Lifetime Customer Value

In my opinion, this particular section is the most important key to understanding your potential success or failure online. It’s really important, but it’s the part that everybody seems to want to overlook. So please do stay with me. I want to tell you from personal experience, that this is the part that most businesses fail on, because they’d sooner avoid the subject. It’s Lifetime Customer Value.

This all works on averages, and sometimes we lose people when we start talking about averages because, of course, no customer is average. Well guess what? That’s exactly the same in my business and it’s the same in your neighbours business. But if you don’t understand the core principles, then you can’t start to market yourself effectively. So, Lifetime Customer Value is absolutely key to your online success.

Let’s get into the numbers. How do we work this out? Well, if you were to take your turnover for the whole year and divide that by the number of clients you’ve had, you would find out, on average, how much each client spends with you. If you are already thinking “that’s not going to work for me, with my company, some of my customers spend very little and some of them spend a lot” then bear with me. This is just to work out an average.

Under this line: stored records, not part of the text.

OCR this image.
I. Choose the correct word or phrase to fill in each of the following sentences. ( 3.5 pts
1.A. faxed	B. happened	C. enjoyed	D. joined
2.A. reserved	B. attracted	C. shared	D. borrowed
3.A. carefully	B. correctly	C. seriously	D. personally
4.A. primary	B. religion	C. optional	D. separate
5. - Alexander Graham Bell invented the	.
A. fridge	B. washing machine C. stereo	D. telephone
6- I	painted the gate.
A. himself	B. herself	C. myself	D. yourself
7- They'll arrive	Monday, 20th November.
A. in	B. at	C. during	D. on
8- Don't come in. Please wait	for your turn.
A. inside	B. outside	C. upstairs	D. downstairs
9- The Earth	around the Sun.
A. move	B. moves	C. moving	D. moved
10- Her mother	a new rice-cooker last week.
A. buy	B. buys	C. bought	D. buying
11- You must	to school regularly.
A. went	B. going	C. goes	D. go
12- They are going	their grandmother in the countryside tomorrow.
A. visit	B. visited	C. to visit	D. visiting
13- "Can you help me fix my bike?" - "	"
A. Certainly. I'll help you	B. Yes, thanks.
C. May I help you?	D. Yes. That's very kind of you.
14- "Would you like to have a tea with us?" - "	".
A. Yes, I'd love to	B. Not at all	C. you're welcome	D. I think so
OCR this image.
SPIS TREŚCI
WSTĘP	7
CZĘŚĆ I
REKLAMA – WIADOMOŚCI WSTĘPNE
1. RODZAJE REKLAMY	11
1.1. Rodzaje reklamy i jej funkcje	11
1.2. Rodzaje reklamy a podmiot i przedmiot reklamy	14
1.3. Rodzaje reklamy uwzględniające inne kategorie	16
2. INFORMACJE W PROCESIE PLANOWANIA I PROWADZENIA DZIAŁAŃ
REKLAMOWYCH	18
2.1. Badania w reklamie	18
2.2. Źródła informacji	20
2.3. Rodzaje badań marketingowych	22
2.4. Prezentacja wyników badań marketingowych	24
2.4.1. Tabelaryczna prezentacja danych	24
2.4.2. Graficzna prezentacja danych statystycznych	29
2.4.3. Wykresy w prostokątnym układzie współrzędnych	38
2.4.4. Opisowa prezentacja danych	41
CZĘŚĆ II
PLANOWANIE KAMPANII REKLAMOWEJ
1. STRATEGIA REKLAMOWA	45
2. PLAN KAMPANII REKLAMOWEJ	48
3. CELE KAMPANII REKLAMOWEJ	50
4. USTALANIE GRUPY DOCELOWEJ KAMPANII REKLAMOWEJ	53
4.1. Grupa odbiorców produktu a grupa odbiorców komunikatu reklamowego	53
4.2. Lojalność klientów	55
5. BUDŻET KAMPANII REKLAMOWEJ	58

If we take the turnover of a £100,000 over the year and say that in that year we had 10 customers, then each of those customers brought us £10,000 in sales. We’re going to keep the numbers really simple and say, what if our profit margin was 50%? Let’s say that you’ve worked out that with all of your costs of delivering that business and they’ve amounted up to £50,000 over the year. This is half of the £100,000 revenue and therefore it’s a 50% profit margin.

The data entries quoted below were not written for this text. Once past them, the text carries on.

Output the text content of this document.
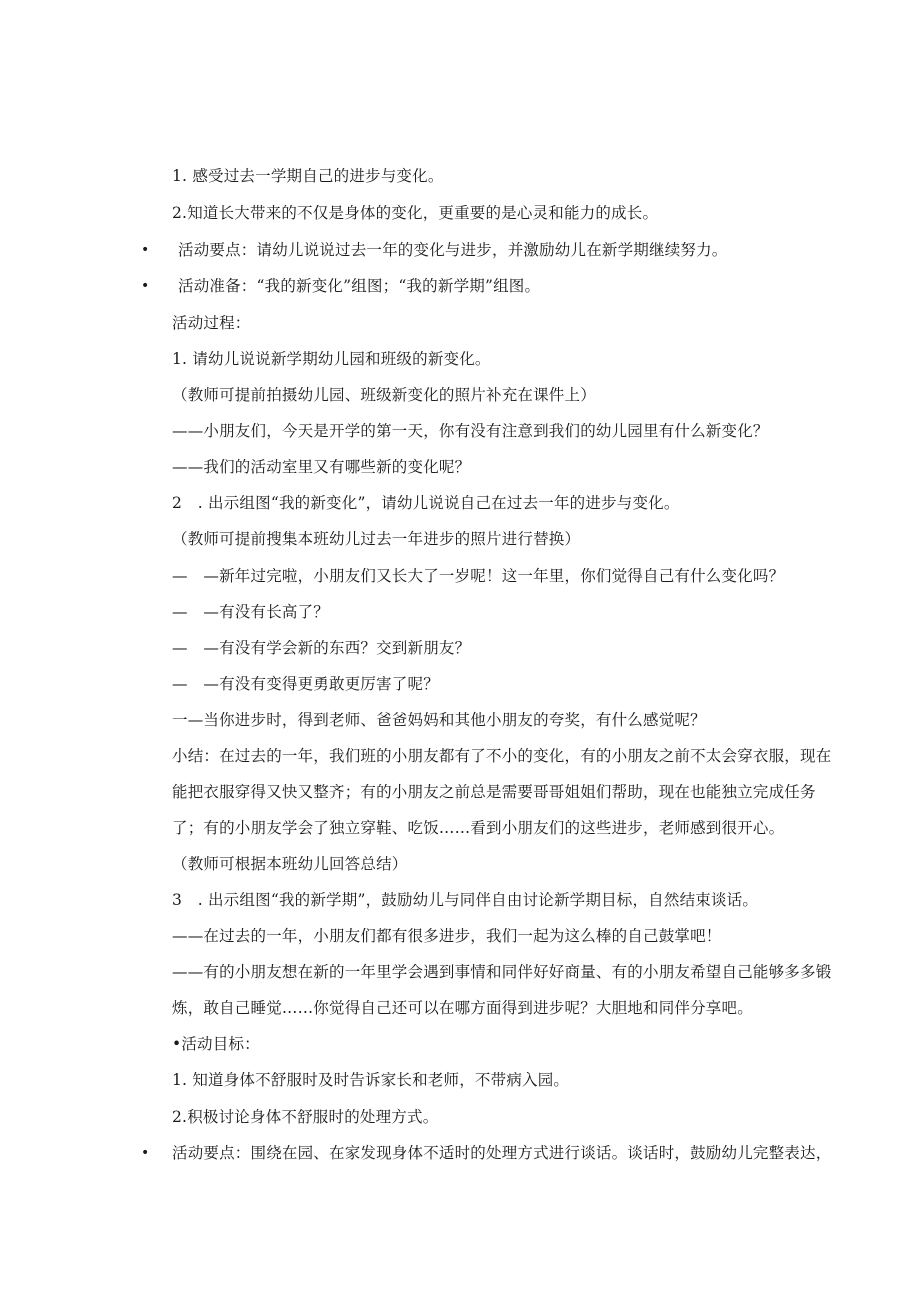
1. 感受过去一学期自己的进步与变化。
2.知道长大带来的不仅是身体的变化，更重要的是心灵和能力的成长。
• 活动要点：请幼儿说说过去一年的变化与进步，并激励幼儿在新学期继续努力。
• 活动准备：“我的新变化”组图；“我的新学期”组图。
活动过程：
1. 请幼儿说说新学期幼儿园和班级的新变化。
（教师可提前拍摄幼儿园、班级新变化的照片补充在课件上）
——小朋友们，今天是开学的第一天，你有没有注意到我们的幼儿园里有什么新变化？
——我们的活动室里又有哪些新的变化呢？
2　. 出示组图“我的新变化”，请幼儿说说自己在过去一年的进步与变化。
（教师可提前搜集本班幼儿过去一年进步的照片进行替换）
—　—新年过完啦，小朋友们又长大了一岁呢！这一年里，你们觉得自己有什么变化吗？
—　—有没有长高了？
—　—有没有学会新的东西？交到新朋友？
—　—有没有变得更勇敢更厉害了呢？
一—当你进步时，得到老师、爸爸妈妈和其他小朋友的夸奖，有什么感觉呢？
小结：在过去的一年，我们班的小朋友都有了不小的变化，有的小朋友之前不太会穿衣服，现在
能把衣服穿得又快又整齐；有的小朋友之前总是需要哥哥姐姐们帮助，现在也能独立完成任务
了；有的小朋友学会了独立穿鞋、吃饭……看到小朋友们的这些进步，老师感到很开心。
（教师可根据本班幼儿回答总结）
3　. 出示组图“我的新学期”，鼓励幼儿与同伴自由讨论新学期目标，自然结束谈话。
——在过去的一年，小朋友们都有很多进步，我们一起为这么棒的自己鼓掌吧！
——有的小朋友想在新的一年里学会遇到事情和同伴好好商量、有的小朋友希望自己能够多多锻
炼，敢自己睡觉……你觉得自己还可以在哪方面得到进步呢？大胆地和同伴分享吧。
•活动目标：
1. 知道身体不舒服时及时告诉家长和老师，不带病入园。
2.积极讨论身体不舒服时的处理方式。
• 活动要点：围绕在园、在家发现身体不适时的处理方式进行谈话。谈话时，鼓励幼儿完整表达，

With your business, you might need to look at whether it’s gross profit or net profit. This does alter from business to business. So, I’m just going to use the term profit at this stage. If it’s £50,000 out of the £100,000 that is going to be used up in costs, then actually from the £10,000 each customer brings us, it is £5,000 profit from each customer.

It is important to understand that we need to look at the profit here. But of course, how long does that customer stay with us? Let’s say we’re in a relationship with them for 4 years and they spend, on average, £10,000 with us every year. Of course, out of the £10,000, we’re getting £5,000 in profit. In this instance, how much is the customer worth to us over the Lifetime? They’re worth 4 years of the £5,000. So the Lifetime Customer Value is going to be £20,000. So when you take on a new customer, they’re worth £20,000 in profit to you. That is the Lifetime Customer Value.

Of course, your numbers might be absolutely different to this. You may be thinking “£100,000 doesn’t sound a lot”, or you’re maybe thinking “wow, if only I was getting a £100,000″. But the principles that are still the same. So let me just run you through them. You need to work out what was your total turnover for the last period of time. It could be 6 months; it doesn’t need to be a year. What was the total turnover figure and how many months was it? Divide that by the number of clients you had in that period and it’s going to tell you how much each one contributed, on average, to that particular turnover figure.

Once you’ve worked that one out, you can then work out what they’re worth in profit by using the same period of time and the costs involved servicing those clients. Finally, for the last piece of the jigsaw, how many of those periods of time do you keep your customers for? That will tell you the Lifetime Customer Value. I’ve used some really simple numbers there so that you can understand it. What you need to do is start plotting out your numbers. The longer the time period is the better.

Remember, these are averages and if you work out the averages, you can then work out how much you can spend on attracting a new customer.